I figure I have a bit of anonymity here, so I should just schpeel all the gripes that are plaguing my thoughts and only the extremely bored or nosy will read... and let me warn you, that's your own fault!

I took the plunge to go vegan back in February, and honestly I feel great. I really miss a nice runny, fried egg, but other than that, I haven't looked back. (For me it's about the meat and dairy impact on the environment and wanting to be a caring, active, good steward of the planet.) I've done a lot of nutritional research and I'm taking my B12 supplement and making sure I get enough everything. The fact that I'm trying to lose weight at the same time that I'm telling people I'm now a vegan is getting somewhat bothersome though. What I would prefer to be a casual conversation of why I'm not eating certain foods gets intermingled with my weight loss and people assume that because I'm a vegan, I'm starving. Well I'm not. I could be a fat vegan if I wanted to. Hell, Oreos are vegan (yeah, that's not real dairy in that cream.). I shouldn't care, but I'm annoyed about this co-mingling because 1) people seem to get bothered when I lose weight due to their own insecurities about their weight and the fact that they're doing nothing to become healthier and 2) I don't want to perpetuate the thought that vegans are usually malnourished. So blaagh about that.

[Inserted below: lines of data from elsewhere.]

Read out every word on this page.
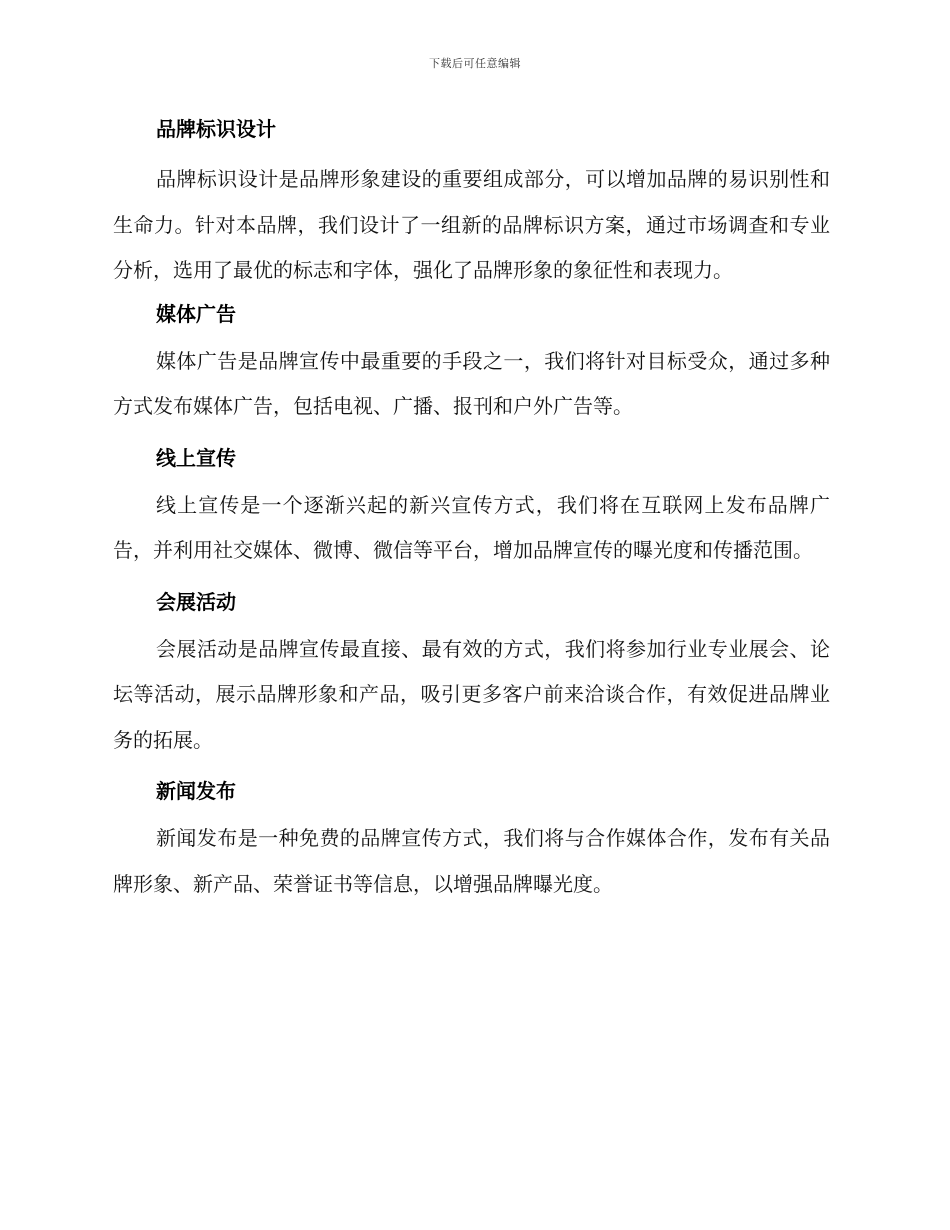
下载后可任意编辑
品牌标识设计

品牌标识设计是品牌形象建设的重要组成部分，可以增加品牌的易识别性和生命力。针对本品牌，我们设计了一组新的品牌标识方案，通过市场调查和专业分析，选用了最优的标志和字体，强化了品牌形象的象征性和表现力。

媒体广告

媒体广告是品牌宣传中最重要的手段之一，我们将针对目标受众，通过多种方式发布媒体广告，包括电视、广播、报刊和户外广告等。

线上宣传

线上宣传是一个逐渐兴起的新兴宣传方式，我们将在互联网上发布品牌广告，并利用社交媒体、微博、微信等平台，增加品牌宣传的曝光度和传播范围。

会展活动

会展活动是品牌宣传最直接、最有效的方式，我们将参加行业专业展会、论坛等活动，展示品牌形象和产品，吸引更多客户前来洽谈合作，有效促进品牌业务的拓展。

新闻发布

新闻发布是一种免费的品牌宣传方式，我们将与合作媒体合作，发布有关品牌形象、新产品、荣誉证书等信息，以增强品牌曝光度。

As the person who cooks and buys groceries in my house, I am by default the person who directs everyone else's nutrition. For my daughter, this is perfectly fine. We should be conscious of what our children eat and what they need and make sure they're meeting their needs, no matter what foods we feed our families. Parents guide their children; that's normal. However, I'm also dictating my husband's nutrition, which is starting to weigh on me (no pun intended). He has lost quite a bit of weight in the last 2 years and has become a dedicated long distance runner. Awesome. That's great for him. But athletes have different nutritional needs than the hoi polloi and I feel that he needs to address those needs himself. I'm not his nutritionist or dietitian. When he feels tired all the time or losses more weight than he means to, that shouldn't fall on me... but it does. I try to buy more easy to prepare and eat foods for him to up his caloric and nutritional intake to meet his needs, but in reality he needs to be doing the real research and taking that responsibility. If he wants to hand me a list of what he needs, great, I'll buy it / cook it / whatever it. Right now, that's not what's going on and it's driving me crazy. And yes, of course I've talked with him about this. 

So I will continue to be vegan, and separately from that, I will continue to work on losing weight until I meet my goal. I'm so close to the end that most people are not very understanding. Yes, I'm not overweight anymore. But just because I crossed into the "normal" BMI range doesn't mean that I'm done with my journey-- a guided journey, I should add. I've been part of an ongoing weight study through a university for the last 5 years and I've gotten every metric you can possibly get for weight and body mass and body density etc etc. So I'm not going off the deep end with my goal here! I'm getting back to my healthiest self. So haters, naysayers and Mother-in-Law, just F*ck off. I'm a f*cking vegan, and I'm losing weight AND it's none of your business!